Pork Tenderloin
Whole, about 1–1.5 lb, trimmed of silver skin
Pork Tenderloin: roast at 425°F for about 20 min. Internal temp: 145°F / 63°C.
Cooking Methods
↕ Slide the temperature to see how cook times change
Tenderloins are usually sold in cryovac packs of two, often pre-marinated (Smithfield, Hormel in the States). Those are fine for weeknights, but if you want control and like things your way, a plain one you season yourself will always taste better. This could be a wives tale but I typically tend to believe that pre-marinated meats at big chains are older pieces of meat and the marinade is used to cover that up. Before cooking, find the silver skin: that's the thin, pearly-white membrane running along one side. Slide a thin knife just under it, angle the blade slightly up, and peel it off in strips. We remove it because it never breaks down and it'll make the meat curl and turn chewy if you leave it on. That's 30 seconds of work that genuinely matters. One more trick: the tail end tapers thin, so tuck it under and tie it with a loop of butcher's twine. This ensures the whole thing cooks evenly instead of leaving you with a dried-out tip. Raw tenderloin keeps 2 to 3 days in the fridge and freezes well for up to 6 months wrapped tight in plastic then foil.

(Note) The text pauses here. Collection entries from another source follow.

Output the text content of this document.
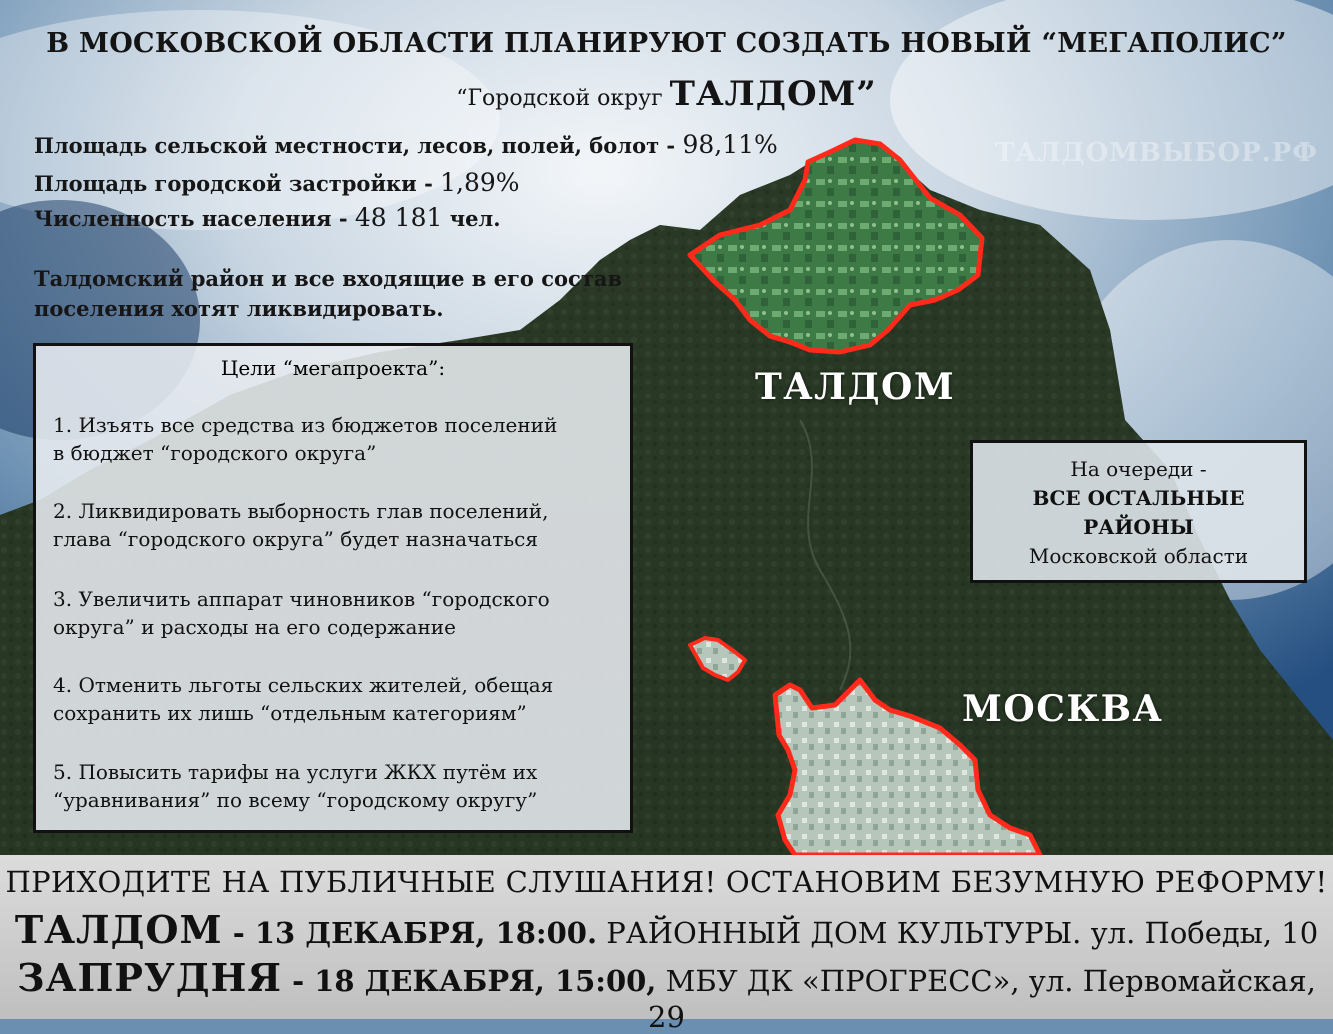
В МОСКОВСКОЙ ОБЛАСТИ ПЛАНИРУЮТ СОЗДАТЬ НОВЫЙ “МЕГАПОЛИС”
“Городской округ ТАЛДОМ”
Площадь сельской местности, лесов, полей, болот - 98,11%
Площадь городской застройки - 1,89%
Численность населения - 48 181 чел.
Талдомский район и все входящие в его состав
поселения хотят ликвидировать.
ТАЛДОМВЫБОР.РФ
Цели “мегапроекта”:
1. Изъять все средства из бюджетов поселений
в бюджет “городского округа”
2. Ликвидировать выборность глав поселений,
глава “городского округа” будет назначаться
3. Увеличить аппарат чиновников “городского
округа” и расходы на его содержание
4. Отменить льготы сельских жителей, обещая
сохранить их лишь “отдельным категориям”
5. Повысить тарифы на услуги ЖКХ путём их
“уравнивания” по всему “городскому округу”
ТАЛДОМ
МОСКВА
На очереди -
ВСЕ ОСТАЛЬНЫЕ
РАЙОНЫ
Московской области
ПРИХОДИТЕ НА ПУБЛИЧНЫЕ СЛУШАНИЯ! ОСТАНОВИМ БЕЗУМНУЮ РЕФОРМУ!
ТАЛДОМ - 13 ДЕКАБРЯ, 18:00. РАЙОННЫЙ ДОМ КУЛЬТУРЫ. ул. Победы, 10
ЗАПРУДНЯ - 18 ДЕКАБРЯ, 15:00, МБУ ДК «ПРОГРЕСС», ул. Первомайская, 29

Pork tenderloin is the leanest, fastest-cooking cut of pork you can buy. A 1 to 1.5 lb tenderloin is done in under 25 minutes and feeds two to three people. Before you cook pork tenderloin, make sure that's actually what you bought. Half the people searching "how to cook pork tenderloin" are holding a pork loin, and the two are nothing alike. Tenderloin is the long, skinny one (1 to 1.5 lbs, no fat cap); loin is the fatty, two-to-five-pound roast that takes an hour-plus. Grab the wrong one, follow the wrong cooking time, and you'll either serve raw pork or shoe leather. The other thing that trips people up is internal temp: the safe number is 145°F, not the 160°F your grandmother used (USDA dropped it in 2011) and that 15 degrees is the entire difference between juicy and dry. Below you'll find times and temps for roasting, grilling, sous vide, and the slow cooker.
Pork tenderloin is safe at 145°F with a 3-minute rest (USDA updated this from 160°F in 2011). It's a very lean cut, so going past 150°F dries it out quickly. A slight pink center at 145°F is perfectly safe and much juicier. Use a thermometer, placing it into the thickest part going in from the end along the length so that the tip sits dead center.